DISTOPIA
Bütün hayatımız
boyunca mutlu olmaktan bahsedildi. Mutlu olmak için çok fazla uğraştık. Başarılarımızın
bizlere mutluluk getireceği öğretildi ve biz hep daha iyisi için uğraştık.
Sonra...
Sonra bizden
istedikleri insanlar olmaya başladık. Üretilip piyasaya sürülen küçük
oyuncaklar. Başkalarının istediklerinde var olmaya çalıştık ve şöyle dedik: “O
söylüyorsa doğrudur.” Ne kadar acınasıydık değil mi? Kendimize isteklerimizin
ne olduğunu söyleme veya anlama şansı vermedik. Onlar memnun oldukça farklı
beklentiler geliştirdik. Kısacası güzel ürünlerdik.
Hayallerimizi alıp
şekillendirdiler, oyun hamuru gibi, tutup kendi içimize bastırdılar. Önce parçaladılar,
farklı küçük parçalar geçti ellerine. Başka bir şey yaratmak için daha da
kolaylaştı işleri.
Küçük küreler
oluşturdular bir kaç parçamızla, bazılarının şekli yokken bazılarına ne isim
vereceklerini bile bilemediler. O kadar parça parçaydık ki bir ara ne yaptık
biz diye düşüneceklerini düşünmüştük fakat eğlenmeye başladıklarını
fark ettiler. O kadar eğlenceliydi ki parçalamak, birleştirmeye daha az zaman
harcadılar.
O kadar çok küçük
bizler varken, parçalanmışlık bu kadar gerçek olamazdı.
Bu parçalarla ne
yaparız düşüncesinin sonucunda birleştirelim, olmazsa tekrar parçalarız
dediler. Yeşil pembeyle, mavi turuncuyla tuhaf dalgalar oluşturmuştu. Sevdiler.

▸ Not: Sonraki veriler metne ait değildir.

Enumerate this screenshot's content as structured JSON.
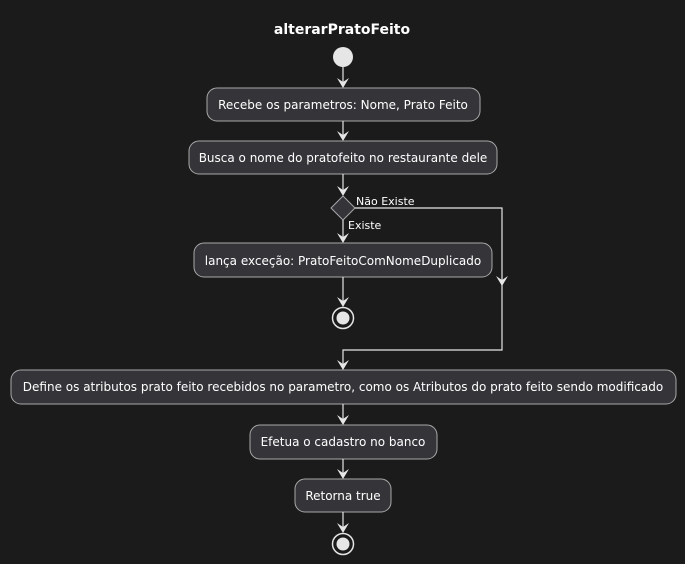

Bu tuhaflık şeytanlıklarını doyuruyordu. Sahi kendi fikirleri miydi bunların
hepsi?
Yine parçaladılar
yine küçük kürelerdik. Ama bu kez o kadar karışıktı ki, parçalanmak daha da
korkunçlaştı. Bizi birbirimize karıştırmışlardı. Tuhaf yaratıklar vardı her
yerde. Karmakarışıktık.
Olduğumuz bu
mutant insan ne hissediyordu acaba? Mutlu muydu? Mutlu olmak zorunda mıydık ki,
istedikleri mutluluk denizi şeytanlar geçilmiyordu? Mutluluk için uğraştık, çok
uzun zaman önce, kendimizken. Nasıl bilebilirdik ki mutluluğun ne olduğunu? Bize
sadece parçalanmışlık öğretilmişken. Kim bilirdi belki bambaşkaydı bu duygu.
Sesimizi duyurmamızı
istediler. Böylece başka bir çok insana ulaşabilecektik. Söyledik şarkımızı, duyurmaya
çalıştık sesimizi. Duydular. Geldiler. Çünkü kendilerinden parçalar vardı
hepimizde. Parça parça yamanmış kişilikler parça parça bizlerden, kendilerinden
olan bir şeylere yakın olup duymak istediler. Duydukları kendi çağrılarıydı. Turuncu
turuncuya sesleniyordu. Mavi maviye. Bize mutluluğu parçalarla inşa edilecek
bir şey olarak gösterdiler, şimdi ise mutluluk kendi parçalarımızı bulmaktan
geçiyordu. Sonu gelmez bu döngü ne zaman başlamıştı?
Sanki mutluluk
takas malzemesi olmuş, alıp satıyorduk.
Parçalanmış bizler
hep vermek zorundaydık ama. Bu mutluluğu.
Böyleydi işte.
Artık mutluluklar
isteklerimiz değil parçalanmışlıklarımızdı.